Both of the Airbus types ordered by Delta are widely-used and well-thought-of. But demand is slowing.
Delta is buying a version of the A321 that is being phased out in favor of a "new engine option" that Airbus plans to begin delivering in 2015. The new version is more fuel-efficient and has been getting the bulk of new orders. But the old version that Delta is buying costs $10 million less per plane.
For the A330, Airbus had booked just 11 orders through the end of July, while delivering 57 of the passenger version of that plane. As of April it had orders for another 280 of those jets, but it has been building them faster than new orders are coming in.

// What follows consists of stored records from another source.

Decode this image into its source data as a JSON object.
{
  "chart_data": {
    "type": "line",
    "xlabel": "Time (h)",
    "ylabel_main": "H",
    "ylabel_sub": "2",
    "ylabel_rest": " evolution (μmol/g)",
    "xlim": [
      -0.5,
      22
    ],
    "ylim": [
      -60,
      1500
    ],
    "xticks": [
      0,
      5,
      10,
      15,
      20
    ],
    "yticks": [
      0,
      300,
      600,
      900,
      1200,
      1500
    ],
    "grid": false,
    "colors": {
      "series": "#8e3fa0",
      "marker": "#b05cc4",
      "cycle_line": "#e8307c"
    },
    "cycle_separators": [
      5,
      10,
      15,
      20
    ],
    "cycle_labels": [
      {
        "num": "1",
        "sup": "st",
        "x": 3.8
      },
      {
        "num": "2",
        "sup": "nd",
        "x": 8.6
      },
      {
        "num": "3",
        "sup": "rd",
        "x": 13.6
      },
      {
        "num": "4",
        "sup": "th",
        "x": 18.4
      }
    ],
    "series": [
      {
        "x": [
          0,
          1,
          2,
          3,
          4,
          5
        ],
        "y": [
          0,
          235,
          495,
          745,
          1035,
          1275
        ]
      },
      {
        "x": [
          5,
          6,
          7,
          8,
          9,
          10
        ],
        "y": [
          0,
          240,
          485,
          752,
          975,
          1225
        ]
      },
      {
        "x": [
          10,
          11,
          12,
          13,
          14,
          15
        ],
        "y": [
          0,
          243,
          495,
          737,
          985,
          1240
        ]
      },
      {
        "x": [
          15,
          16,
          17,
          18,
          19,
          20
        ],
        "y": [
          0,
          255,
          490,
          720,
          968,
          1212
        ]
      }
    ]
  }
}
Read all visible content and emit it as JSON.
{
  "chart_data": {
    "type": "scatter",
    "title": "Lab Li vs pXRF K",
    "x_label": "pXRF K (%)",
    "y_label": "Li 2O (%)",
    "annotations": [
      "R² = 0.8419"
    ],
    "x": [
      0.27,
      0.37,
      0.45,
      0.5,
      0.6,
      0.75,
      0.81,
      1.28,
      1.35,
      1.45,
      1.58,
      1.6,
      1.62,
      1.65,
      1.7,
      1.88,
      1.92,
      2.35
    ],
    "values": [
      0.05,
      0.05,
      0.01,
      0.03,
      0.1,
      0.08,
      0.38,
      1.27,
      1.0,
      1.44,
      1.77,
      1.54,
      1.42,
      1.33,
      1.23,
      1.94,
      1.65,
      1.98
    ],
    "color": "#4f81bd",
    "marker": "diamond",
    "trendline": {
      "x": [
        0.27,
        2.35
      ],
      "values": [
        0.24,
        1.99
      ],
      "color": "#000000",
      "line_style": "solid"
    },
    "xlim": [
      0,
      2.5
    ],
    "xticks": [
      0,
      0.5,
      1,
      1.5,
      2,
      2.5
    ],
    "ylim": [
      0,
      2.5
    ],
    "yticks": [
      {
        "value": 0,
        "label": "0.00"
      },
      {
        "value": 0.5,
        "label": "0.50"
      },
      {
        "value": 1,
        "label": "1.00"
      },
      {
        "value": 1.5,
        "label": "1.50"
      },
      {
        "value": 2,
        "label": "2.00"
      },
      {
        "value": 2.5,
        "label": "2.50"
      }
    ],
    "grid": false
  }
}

Delta CEO Richard Anderson called the Airbus deal "another opportunistic fleet transaction for Delta in which we acquire economically efficient, proven-technology aircraft."
The new-plane smell is rare at Delta.
It's getting used Boeing 717s from Southwest Airlines, which got them when it bought AirTran but didn't want to keep them. Delta will use them in part to replace DC-9s that are an average of 35 years old.
Delta has also bought dozens of used MD-90s, last built in 2000. And it has delayed delivery of Boeing's new 787 until 2020, while competitors such as United Airlines are flying that long-haul jet now.
It does buy some new planes Delta is taking new Boeing 737-900s later this month. Its most recent new-plane delivery was in December 2010.
Delta will begin getting the new A330s in early 2015. The first new A321s arrive in early 2016.
Airbus said it expects to assemble many of Delta's A321s at the new plant it is building in Mobile, Ala., which is scheduled to deliver its first planes in 2016.
Shares of Atlanta-based Delta Air Lines Inc. rose 37 cents, or 1.9 percent, to $20.21 in afternoon trading.